Vague Doctor’s Note And Repeated Leave Extension Requests Doom Employee’s Disability Discrimination Claim

by Ruth Horvatich
(402) 341-3070

In a recent decision, the Seventh Circuit slapped down an employee’s disability discrimination claim after the employee submitted vague doctor’s notes requesting additional leave, offering employers guidance relating to the often-requested reasonable accommodation of leave under the Americans with Disabilities Act (ADA).

In Whitaker v. Wisconsin Department of Health Services, Joyce Whitaker, an employee of Milwaukee County, Wisconsin (the “County”), suffered from severe back pain, which caused her to be absent from work from time to time. In the summer of 2010, Joyce took continuous Family Medical Leave Act (FMLA) leave, which was exhausted on October 18 of that year. On that day, Joyce requested additional leave, and the County provided her with another three weeks of leave, with Joyce scheduled to return to work on November 8.

On November 8, Joyce did not return to work, but rather submitted two doctor’s notes indicating she needed additional leave time. One note was dated November 3 and stated only “medical leave of absence until 11/17/10.” The second was dated November 12 and stated only “medical leave of absence 12/17/10.” Joyce did not submit any additional information relating to these requests.

On November 15, the County notified Joyce that it was considering terminating her employment and scheduled a meeting with her and her union rep for November 18. At the meeting, Joyce indicated that she still could not return to work. She was thereafter terminated and Joyce sued the County alleging disability discrimination.

The Seventh Circuit agreed with the lower district court that Joyce failed to present evidence showing that she was an “otherwise qualified” employee as required for her disability discrimination claim. The Court found that regular attendance is an essential function of many jobs, Joyce’s job included. Joyce argued that she could have performed the essential function of attendance with the further accommodation of additional leave time. However, the Court struck this argument down, finding that Joyce “did not offer any evidence regarding the effectiveness of her course of treatment or the medical likelihood of her recovery.

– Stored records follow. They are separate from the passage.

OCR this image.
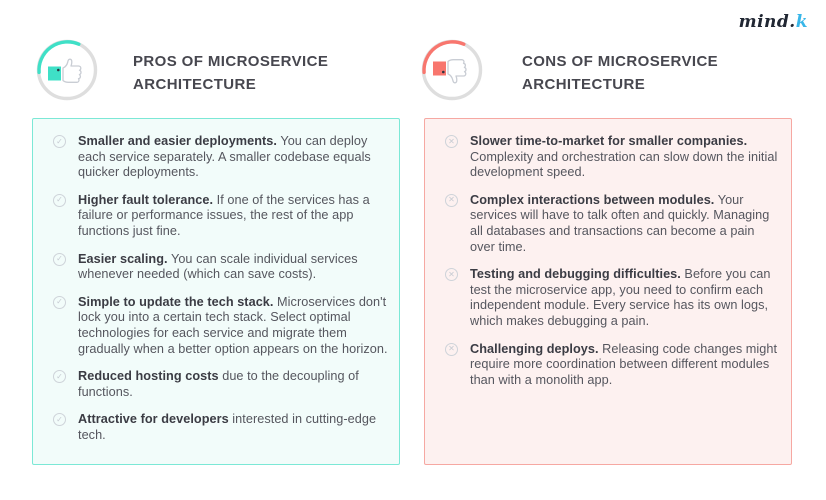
mind.k
PROS OF MICROSERVICE
ARCHITECTURE
CONS OF MICROSERVICE
ARCHITECTURE
✓ Smaller and easier deployments. You can deploy each service separately. A smaller codebase equals quicker deployments.
✓ Higher fault tolerance. If one of the services has a failure or performance issues, the rest of the app functions just fine.
✓ Easier scaling. You can scale individual services whenever needed (which can save costs).
✓ Simple to update the tech stack. Microservices don't lock you into a certain tech stack. Select optimal technologies for each service and migrate them gradually when a better option appears on the horizon.
✓ Reduced hosting costs due to the decoupling of functions.
✓ Attractive for developers interested in cutting-edge tech.
✕ Slower time-to-market for smaller companies. Complexity and orchestration can slow down the initial development speed.
✕ Complex interactions between modules. Your services will have to talk often and quickly. Managing all databases and transactions can become a pain over time.
✕ Testing and debugging difficulties. Before you can test the microservice app, you need to confirm each independent module. Every service has its own logs, which makes debugging a pain.
✕ Challenging deploys. Releasing code changes might require more coordination between different modules than with a monolith app.
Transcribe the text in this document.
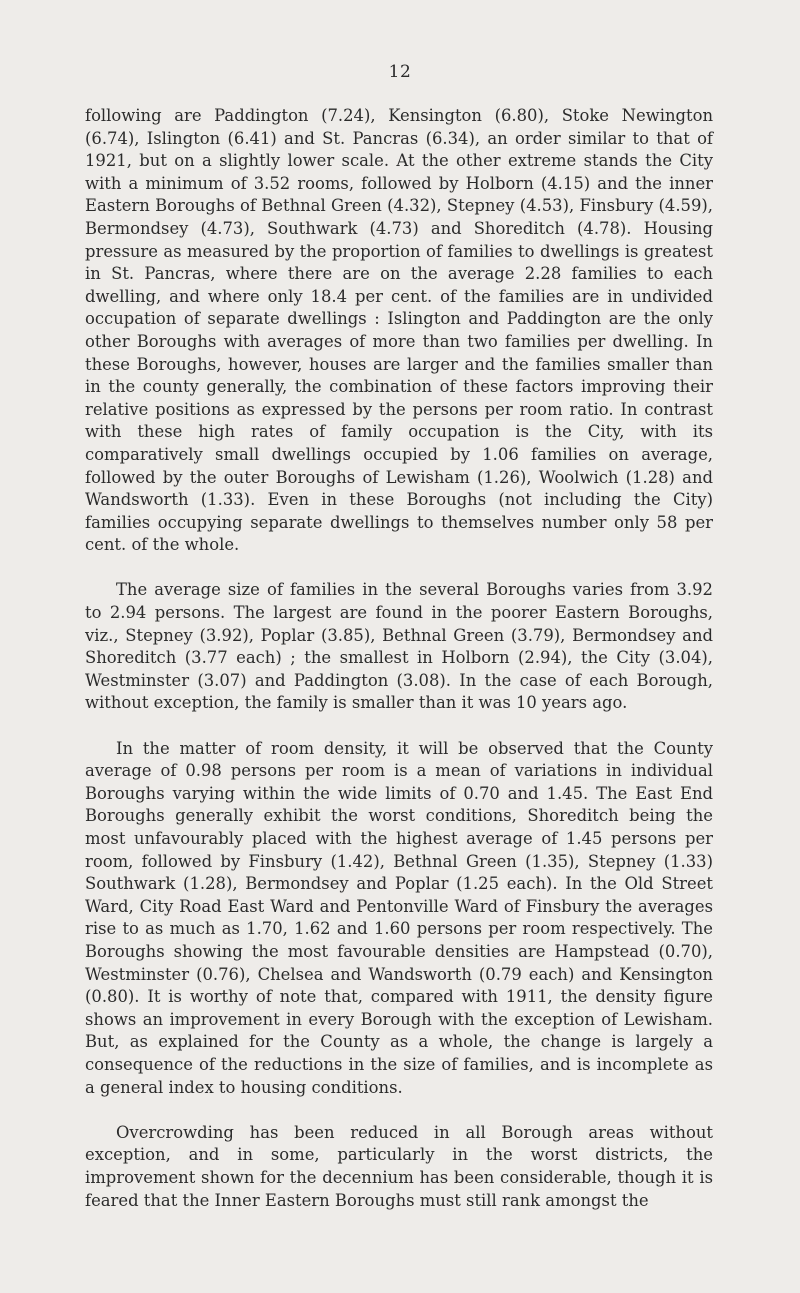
12

following are Paddington (7.24), Kensington (6.80), Stoke Newington (6.74), Islington (6.41) and St. Pancras (6.34), an order similar to that of 1921, but on a slightly lower scale. At the other extreme stands the City with a minimum of 3.52 rooms, followed by Holborn (4.15) and the inner Eastern Boroughs of Bethnal Green (4.32), Stepney (4.53), Finsbury (4.59), Bermondsey (4.73), Southwark (4.73) and Shoreditch (4.78). Housing pressure as measured by the proportion of families to dwellings is greatest in St. Pancras, where there are on the average 2.28 families to each dwelling, and where only 18.4 per cent. of the families are in undivided occupation of separate dwellings : Islington and Paddington are the only other Boroughs with averages of more than two families per dwelling. In these Boroughs, however, houses are larger and the families smaller than in the county generally, the combination of these factors improving their relative positions as expressed by the persons per room ratio. In contrast with these high rates of family occupation is the City, with its comparatively small dwellings occupied by 1.06 families on average, followed by the outer Boroughs of Lewisham (1.26), Woolwich (1.28) and Wandsworth (1.33). Even in these Boroughs (not including the City) families occupying separate dwellings to themselves number only 58 per cent. of the whole.

The average size of families in the several Boroughs varies from 3.92 to 2.94 persons. The largest are found in the poorer Eastern Boroughs, viz., Stepney (3.92), Poplar (3.85), Bethnal Green (3.79), Bermondsey and Shoreditch (3.77 each) ; the smallest in Holborn (2.94), the City (3.04), Westminster (3.07) and Paddington (3.08). In the case of each Borough, without exception, the family is smaller than it was 10 years ago.

In the matter of room density, it will be observed that the County average of 0.98 persons per room is a mean of variations in individual Boroughs varying within the wide limits of 0.70 and 1.45. The East End Boroughs generally exhibit the worst conditions, Shoreditch being the most unfavourably placed with the highest average of 1.45 persons per room, followed by Finsbury (1.42), Bethnal Green (1.35), Stepney (1.33) Southwark (1.28), Bermondsey and Poplar (1.25 each). In the Old Street Ward, City Road East Ward and Pentonville Ward of Finsbury the averages rise to as much as 1.70, 1.62 and 1.60 persons per room respectively. The Boroughs showing the most favourable densities are Hampstead (0.70), Westminster (0.76), Chelsea and Wandsworth (0.79 each) and Kensington (0.80). It is worthy of note that, compared with 1911, the density figure shows an improvement in every Borough with the exception of Lewisham. But, as explained for the County as a whole, the change is largely a consequence of the reductions in the size of families, and is incomplete as a general index to housing conditions.

Overcrowding has been reduced in all Borough areas without exception, and in some, particularly in the worst districts, the improvement shown for the decennium has been considerable, though it is feared that the Inner Eastern Boroughs must still rank amongst the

The only medical documents she supplied were two terse doctor notes. . . . These notes did not explain whether [Joyce] was even receiving treatment, let alone the likely effectiveness of the treatment.”


Although this decision was decided under the Rehabilitation Act, which is the public sector equivalent of the ADA, it provides good guidance for employers dealing with repeated leave requests from employees that seem to have no end.

First, this decision arms employers with specific requirements for doctor’s notes supporting additional ADA leave. Specifically, according to the Court, doctor’s notes supporting such leave should provide (1) whether the employee is receiving treatment; (2) the likely effectiveness of the treatment; and, (3) the medical likelihood that leave would enable the employee to return to work regularly. Vague doctor’s notes such as those provided by Joyce in the above case will not suffice.

Second, this decision emphasizes the importance of communication when dealing with repeated requests for additional leave. In this case, the County gave Joyce a second chance to provide supporting documentation and explain herself in its meeting with her prior to her termination. In any ADA case, the interactive process is essential and employers are required to communicate with their employees.